# Importance of Election/God's Sovereignty



## Bondman (Jan 1, 2007)

How important is election? I am newly reformed and I'm thinking that if someone is truly Arminian, isn't that a works-based salvation? Do we just say that they are confused? 

Also, the truth of election inevitable comes up whenever I share the gospel. I tell people to pray and ask God for grace and mercy that He would enlighten them since they are naturally dead in trespasses and sins and would in no other way receive the truth. An elder recently advised me not to even mention election in evangelizing. Thoughts?


----------



## Devin (Jan 1, 2007)

Here's my 

Martin Luther once said something to the effect that the debate on freewill is important because we need to know how much to praise God for our salvation. We need to know how much to attribute to ourselves and to our God. While free will is related, I think this sentiment also applies to election. 
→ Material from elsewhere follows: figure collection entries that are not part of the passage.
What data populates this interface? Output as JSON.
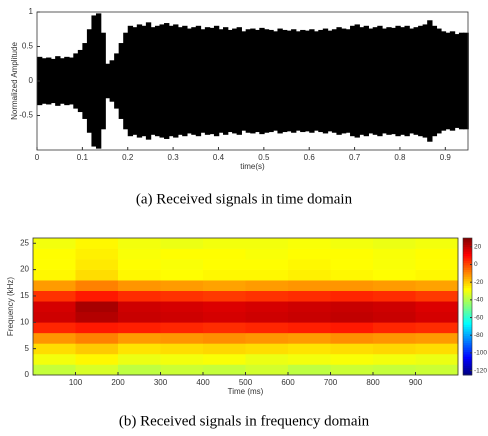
{
  "chart_data": [
    {
      "type": "bar",
      "caption": "(a)  Received signals in time domain",
      "xlabel": "time(s)",
      "ylabel": "Normalized Amplitude",
      "color": "#000000",
      "x": [
        0,
        0.01,
        0.02,
        0.03,
        0.04,
        0.05,
        0.06,
        0.07,
        0.08,
        0.09,
        0.1,
        0.11,
        0.12,
        0.13,
        0.14,
        0.15,
        0.16,
        0.17,
        0.18,
        0.19,
        0.2,
        0.21,
        0.22,
        0.23,
        0.24,
        0.25,
        0.26,
        0.27,
        0.28,
        0.29,
        0.3,
        0.31,
        0.32,
        0.33,
        0.34,
        0.35,
        0.36,
        0.37,
        0.38,
        0.39,
        0.4,
        0.41,
        0.42,
        0.43,
        0.44,
        0.45,
        0.46,
        0.47,
        0.48,
        0.49,
        0.5,
        0.51,
        0.52,
        0.53,
        0.54,
        0.55,
        0.56,
        0.57,
        0.58,
        0.59,
        0.6,
        0.61,
        0.62,
        0.63,
        0.64,
        0.65,
        0.66,
        0.67,
        0.68,
        0.69,
        0.7,
        0.71,
        0.72,
        0.73,
        0.74,
        0.75,
        0.76,
        0.77,
        0.78,
        0.79,
        0.8,
        0.81,
        0.82,
        0.83,
        0.84,
        0.85,
        0.86,
        0.87,
        0.88,
        0.89,
        0.9,
        0.91,
        0.92,
        0.93,
        0.94
      ],
      "values": [
        0.35,
        0.33,
        0.34,
        0.32,
        0.36,
        0.33,
        0.35,
        0.34,
        0.4,
        0.45,
        0.55,
        0.75,
        0.95,
        0.98,
        0.7,
        0.25,
        0.3,
        0.4,
        0.55,
        0.7,
        0.8,
        0.78,
        0.82,
        0.8,
        0.85,
        0.78,
        0.8,
        0.82,
        0.84,
        0.8,
        0.82,
        0.78,
        0.8,
        0.76,
        0.78,
        0.8,
        0.75,
        0.78,
        0.77,
        0.8,
        0.75,
        0.78,
        0.74,
        0.76,
        0.78,
        0.72,
        0.75,
        0.76,
        0.74,
        0.77,
        0.75,
        0.74,
        0.72,
        0.76,
        0.74,
        0.73,
        0.75,
        0.72,
        0.74,
        0.73,
        0.75,
        0.72,
        0.74,
        0.76,
        0.73,
        0.75,
        0.78,
        0.76,
        0.75,
        0.8,
        0.82,
        0.78,
        0.8,
        0.76,
        0.78,
        0.8,
        0.76,
        0.78,
        0.77,
        0.8,
        0.78,
        0.8,
        0.76,
        0.78,
        0.8,
        0.82,
        0.88,
        0.8,
        0.76,
        0.72,
        0.7,
        0.72,
        0.68,
        0.7,
        0.7
      ],
      "xlim": [
        0,
        0.95
      ],
      "xticks": [
        0,
        0.1,
        0.2,
        0.3,
        0.4,
        0.5,
        0.6,
        0.7,
        0.8,
        0.9
      ],
      "ylim": [
        -1,
        1
      ],
      "yticks": [
        -0.5,
        0,
        0.5,
        1
      ]
    },
    {
      "type": "heatmap",
      "caption": "(b)  Received signals in frequency domain",
      "xlabel": "Time (ms)",
      "ylabel": "Frequency (kHz)",
      "xbins": [
        0,
        100,
        200,
        300,
        400,
        500,
        600,
        700,
        800,
        900,
        1000
      ],
      "ybins": [
        0,
        2,
        4,
        6,
        8,
        10,
        12,
        14,
        16,
        18,
        20,
        22,
        24,
        26
      ],
      "z": [
        [
          -37,
          -34,
          -38,
          -36,
          -37,
          -35,
          -38,
          -36,
          -37,
          -36
        ],
        [
          -30,
          -27,
          -31,
          -30,
          -29,
          -31,
          -30,
          -29,
          -30,
          -31
        ],
        [
          -23,
          -20,
          -24,
          -23,
          -22,
          -23,
          -24,
          -23,
          -22,
          -23
        ],
        [
          -12,
          -9,
          -13,
          -12,
          -11,
          -12,
          -13,
          -11,
          -12,
          -13
        ],
        [
          5,
          7,
          6,
          5,
          4,
          5,
          6,
          7,
          5,
          4
        ],
        [
          18,
          22,
          19,
          18,
          17,
          18,
          19,
          20,
          19,
          17
        ],
        [
          17,
          24,
          18,
          17,
          16,
          17,
          18,
          19,
          18,
          16
        ],
        [
          3,
          7,
          4,
          3,
          2,
          3,
          4,
          5,
          4,
          2
        ],
        [
          -13,
          -9,
          -12,
          -13,
          -14,
          -13,
          -12,
          -12,
          -13,
          -14
        ],
        [
          -27,
          -23,
          -27,
          -28,
          -27,
          -27,
          -26,
          -27,
          -28,
          -27
        ],
        [
          -28,
          -25,
          -28,
          -29,
          -28,
          -28,
          -27,
          -28,
          -29,
          -28
        ],
        [
          -28,
          -26,
          -29,
          -28,
          -28,
          -29,
          -28,
          -28,
          -29,
          -28
        ],
        [
          -30,
          -27,
          -30,
          -31,
          -30,
          -30,
          -29,
          -30,
          -31,
          -30
        ]
      ],
      "xlim": [
        0,
        1000
      ],
      "xticks": [
        100,
        200,
        300,
        400,
        500,
        600,
        700,
        800,
        900
      ],
      "ylim": [
        0,
        26
      ],
      "yticks": [
        0,
        5,
        10,
        15,
        20,
        25
      ],
      "clim": [
        -125,
        30
      ],
      "cticks": [
        20,
        0,
        -20,
        -40,
        -60,
        -80,
        -100,
        -120
      ],
      "colormap": "jet"
    }
  ]
}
At its worst, Arminianism can become a works-based salvation (look at Dan Corner for example). However, you'll find most Arminians know the catchphrases of evangelical Christianity. If you ask them if they believe they're saved by works, their internal alarms will go off and they'll strongly deny it. But, if you start to push them in certain areas, they find it hard to reconcile Arminianism and sola gratia. 

Anyways, let me get back to election itself. Once you study the doctrine, it opens your eyes more and more as to how important and foundational to so many other areas of theology and the Christian life. It effects worship, evangelization, sanctification, how you read the Bible in general, etc, etc. Thus, it is a very, very important doctrine.
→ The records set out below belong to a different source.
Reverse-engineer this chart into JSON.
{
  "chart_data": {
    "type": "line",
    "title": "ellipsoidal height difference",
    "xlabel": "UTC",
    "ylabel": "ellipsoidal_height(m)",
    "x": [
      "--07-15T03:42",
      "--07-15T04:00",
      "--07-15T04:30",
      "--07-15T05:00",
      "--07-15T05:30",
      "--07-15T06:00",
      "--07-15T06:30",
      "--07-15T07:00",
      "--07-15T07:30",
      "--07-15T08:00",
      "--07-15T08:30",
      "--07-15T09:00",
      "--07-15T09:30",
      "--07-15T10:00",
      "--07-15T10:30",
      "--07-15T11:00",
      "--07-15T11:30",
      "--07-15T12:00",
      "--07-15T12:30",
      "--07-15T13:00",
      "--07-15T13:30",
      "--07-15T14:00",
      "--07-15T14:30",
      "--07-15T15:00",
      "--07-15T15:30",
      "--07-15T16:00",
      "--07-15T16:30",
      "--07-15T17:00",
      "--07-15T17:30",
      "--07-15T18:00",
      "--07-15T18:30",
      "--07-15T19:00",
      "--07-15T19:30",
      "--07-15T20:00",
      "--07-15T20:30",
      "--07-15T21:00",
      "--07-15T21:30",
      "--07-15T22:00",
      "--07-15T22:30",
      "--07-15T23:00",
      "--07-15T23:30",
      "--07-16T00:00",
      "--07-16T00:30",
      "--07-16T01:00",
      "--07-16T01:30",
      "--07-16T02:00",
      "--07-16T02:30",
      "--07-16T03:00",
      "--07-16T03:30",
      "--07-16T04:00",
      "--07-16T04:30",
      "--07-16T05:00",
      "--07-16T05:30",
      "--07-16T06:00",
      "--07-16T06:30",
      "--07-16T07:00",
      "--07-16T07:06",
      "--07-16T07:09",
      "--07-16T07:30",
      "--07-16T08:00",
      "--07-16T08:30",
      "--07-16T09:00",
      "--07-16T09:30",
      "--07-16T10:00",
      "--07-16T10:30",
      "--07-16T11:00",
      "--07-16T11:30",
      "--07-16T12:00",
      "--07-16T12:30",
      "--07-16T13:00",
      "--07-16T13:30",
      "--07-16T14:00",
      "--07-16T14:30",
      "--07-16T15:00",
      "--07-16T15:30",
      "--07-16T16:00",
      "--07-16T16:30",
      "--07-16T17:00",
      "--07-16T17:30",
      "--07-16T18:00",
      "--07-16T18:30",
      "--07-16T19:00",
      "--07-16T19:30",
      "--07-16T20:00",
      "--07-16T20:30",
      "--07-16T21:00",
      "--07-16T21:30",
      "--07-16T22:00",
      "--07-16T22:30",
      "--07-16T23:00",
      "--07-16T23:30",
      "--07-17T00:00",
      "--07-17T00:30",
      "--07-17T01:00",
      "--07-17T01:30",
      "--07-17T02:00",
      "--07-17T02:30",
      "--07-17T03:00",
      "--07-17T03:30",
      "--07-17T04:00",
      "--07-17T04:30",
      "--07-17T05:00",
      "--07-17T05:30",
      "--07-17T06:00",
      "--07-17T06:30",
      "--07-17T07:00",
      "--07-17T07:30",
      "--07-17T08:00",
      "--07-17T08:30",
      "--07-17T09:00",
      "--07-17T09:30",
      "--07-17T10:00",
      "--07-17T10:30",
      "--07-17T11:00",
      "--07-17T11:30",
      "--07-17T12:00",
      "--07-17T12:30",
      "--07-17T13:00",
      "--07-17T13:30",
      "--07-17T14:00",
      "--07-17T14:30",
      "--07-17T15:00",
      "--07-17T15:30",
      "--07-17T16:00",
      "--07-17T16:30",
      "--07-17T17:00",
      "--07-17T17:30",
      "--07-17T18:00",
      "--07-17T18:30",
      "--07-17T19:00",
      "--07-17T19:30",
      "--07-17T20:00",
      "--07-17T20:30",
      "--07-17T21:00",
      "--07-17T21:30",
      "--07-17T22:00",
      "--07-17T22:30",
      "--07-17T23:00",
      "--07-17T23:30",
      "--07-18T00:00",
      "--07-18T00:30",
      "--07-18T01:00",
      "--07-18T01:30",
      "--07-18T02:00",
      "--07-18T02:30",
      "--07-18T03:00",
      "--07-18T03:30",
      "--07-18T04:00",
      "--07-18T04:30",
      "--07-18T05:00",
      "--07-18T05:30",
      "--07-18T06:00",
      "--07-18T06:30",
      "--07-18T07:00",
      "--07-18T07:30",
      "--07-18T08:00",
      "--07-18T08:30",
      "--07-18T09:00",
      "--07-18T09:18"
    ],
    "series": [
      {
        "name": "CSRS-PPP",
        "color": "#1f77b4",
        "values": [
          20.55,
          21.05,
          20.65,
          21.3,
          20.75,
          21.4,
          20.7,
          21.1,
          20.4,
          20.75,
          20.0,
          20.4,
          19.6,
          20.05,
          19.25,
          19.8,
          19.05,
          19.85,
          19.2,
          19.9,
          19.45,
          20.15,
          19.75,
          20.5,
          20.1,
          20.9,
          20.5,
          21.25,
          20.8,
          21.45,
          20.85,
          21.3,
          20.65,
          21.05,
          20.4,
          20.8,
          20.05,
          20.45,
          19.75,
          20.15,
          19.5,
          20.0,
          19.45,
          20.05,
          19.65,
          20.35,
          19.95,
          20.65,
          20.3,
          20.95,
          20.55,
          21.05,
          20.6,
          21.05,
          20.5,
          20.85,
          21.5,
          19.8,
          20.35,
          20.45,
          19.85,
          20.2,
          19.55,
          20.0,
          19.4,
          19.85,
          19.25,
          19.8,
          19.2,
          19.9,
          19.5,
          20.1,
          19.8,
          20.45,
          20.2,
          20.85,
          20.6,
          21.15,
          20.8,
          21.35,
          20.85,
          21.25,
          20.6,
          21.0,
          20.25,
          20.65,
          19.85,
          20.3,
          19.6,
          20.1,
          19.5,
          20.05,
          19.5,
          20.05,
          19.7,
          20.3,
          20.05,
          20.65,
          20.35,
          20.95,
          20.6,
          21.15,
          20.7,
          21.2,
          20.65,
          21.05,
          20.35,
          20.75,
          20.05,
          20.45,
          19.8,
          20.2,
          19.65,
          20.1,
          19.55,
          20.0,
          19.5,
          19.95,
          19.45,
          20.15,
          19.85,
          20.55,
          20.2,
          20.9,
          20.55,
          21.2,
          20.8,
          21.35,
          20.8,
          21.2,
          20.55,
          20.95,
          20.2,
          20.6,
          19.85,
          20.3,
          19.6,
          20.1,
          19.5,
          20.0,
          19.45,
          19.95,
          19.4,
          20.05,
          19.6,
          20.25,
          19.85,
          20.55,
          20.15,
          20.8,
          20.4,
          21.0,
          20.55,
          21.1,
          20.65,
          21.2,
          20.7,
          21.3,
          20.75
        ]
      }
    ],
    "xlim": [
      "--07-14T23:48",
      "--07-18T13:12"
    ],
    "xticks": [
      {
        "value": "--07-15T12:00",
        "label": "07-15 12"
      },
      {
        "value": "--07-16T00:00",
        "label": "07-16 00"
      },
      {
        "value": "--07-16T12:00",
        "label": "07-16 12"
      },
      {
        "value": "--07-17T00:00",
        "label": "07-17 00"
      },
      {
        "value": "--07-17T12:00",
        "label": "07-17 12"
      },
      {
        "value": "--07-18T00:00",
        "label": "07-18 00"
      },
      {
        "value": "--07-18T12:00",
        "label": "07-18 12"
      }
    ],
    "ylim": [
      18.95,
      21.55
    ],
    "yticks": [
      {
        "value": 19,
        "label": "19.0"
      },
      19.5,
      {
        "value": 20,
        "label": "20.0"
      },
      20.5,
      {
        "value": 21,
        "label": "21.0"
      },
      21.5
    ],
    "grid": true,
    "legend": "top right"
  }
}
That being said, I think it could be argued that there are other doctrines more important and more in need of being proclaimed in our modern context. Justification, while not unconnected to election, is obviously one of the big ones, but there are others. Right now, it seems to me that one of the main issues is apply sola scriptura instead of just affirming it. If it was applied more often and with greater seriousness, these other doctrines would be addressed too.


----------